O casamento infantil no século XXI
Enviada em 30/05/2020
Promulgada pela ONU (Organização das Nações Unidas) em 1948, a Declaração Universal dos Direitos Humanos garante a todos os indivíduos o direito à liberdade, educação e ao bem-estar social. No entanto, o casamento infantil no século XXI impossibilita que essa parcela da população desfrute desse direito universal na prática. Esse cenário antagônico é fruto tanto da baixa atuação governamental, quanto do patriarcalismo. Diante disso, torna-se fundamental a superação desses desafios, a fim do pleno funcionamento integro da sociedade.
Diante desse cenário, é fundamental pontuar que o casamento infantil no século XXI deriva da baixa atuação dos setores governamentais, no que concerne à criação de mecanismos que coíbam tais recorrências. Constata-se na Constituição Federal de 1988, documento jurídico mais importante do país, em seu artigo 227, que “É dever da família, da sociedade e do Estado manter crianças e adolescentes a salvo de toda forma de negligência e exploração”. Contudo, tal prerrogativa legal não acontece na prática, uma vez que crianças e adolescentes ao se casarem precocemente são exploradas fisicamente e psicologicamente, tendo seu direito negligenciado. Desse modo, faz-se mister a reformulação dessa postura estatal de forma urgente.
Por outro lado, é imperativo ressaltar o patriarcalismo como promotor do problema. De acordo com o Sociólogo Emile Durkheim, " A consciência coletiva é um sistema de regras e tradições que exerce pressão sobre o ser humano de maneira a influenciar seu comportamento". Partindo desse pressuposto, observa-se que a cultura patriarca é passada à gerações pelo catolicismo, moldando a consciência coletiva. Tudo isso retarda a resolução do empecilho, já que infelizmente o patriarcalismo contribui para a perpetuação desse quadro deletério.

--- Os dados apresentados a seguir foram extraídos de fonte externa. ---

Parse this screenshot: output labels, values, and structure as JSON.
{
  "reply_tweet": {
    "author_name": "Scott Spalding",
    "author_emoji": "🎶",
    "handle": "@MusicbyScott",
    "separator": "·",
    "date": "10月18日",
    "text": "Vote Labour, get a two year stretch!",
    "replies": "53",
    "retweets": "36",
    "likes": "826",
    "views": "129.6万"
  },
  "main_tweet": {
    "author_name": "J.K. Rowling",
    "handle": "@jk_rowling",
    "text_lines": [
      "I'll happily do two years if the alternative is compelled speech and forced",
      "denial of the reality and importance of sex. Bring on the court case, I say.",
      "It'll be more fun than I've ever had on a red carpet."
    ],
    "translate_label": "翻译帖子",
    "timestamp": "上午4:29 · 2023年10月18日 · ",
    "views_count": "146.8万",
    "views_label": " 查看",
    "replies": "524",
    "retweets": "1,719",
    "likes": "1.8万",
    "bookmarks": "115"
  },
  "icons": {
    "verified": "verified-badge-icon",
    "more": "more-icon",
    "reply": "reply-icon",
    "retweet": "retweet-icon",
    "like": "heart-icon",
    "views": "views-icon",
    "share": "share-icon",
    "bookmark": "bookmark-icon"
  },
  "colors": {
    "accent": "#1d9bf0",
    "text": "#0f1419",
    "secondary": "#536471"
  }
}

Portanto, medidas exequíveis são necessárias para conter o avanço do casamento infantil no século XXI na sociedade brasileira. Dessarte, com o intuito de mitigar a problemática, necessita-se, urgentemente, que o Tribunal de Contas da União direcione capital que, por intermédio do Poder Legislativo, será revertido na criação de leis que coíbam casamentos precoces com menores de idade, por meio do Poder Executivo que deverá aplicar essas leis em escala federal. Além disso, urge que o Ministério da Educação, implemente nas escolas projetos extracurriculares juntamente com alunos e a família, visando a superação do paradoxo passado do patriarcalismo. Com efeito, espera-se o impacto nocivo do casamento infantil e essa parcela da população poderá desfrutar de seus direitos garantidos tanto pela ONU (Organização das Nações Unidas), quanto pela Constituição Federal de 1988.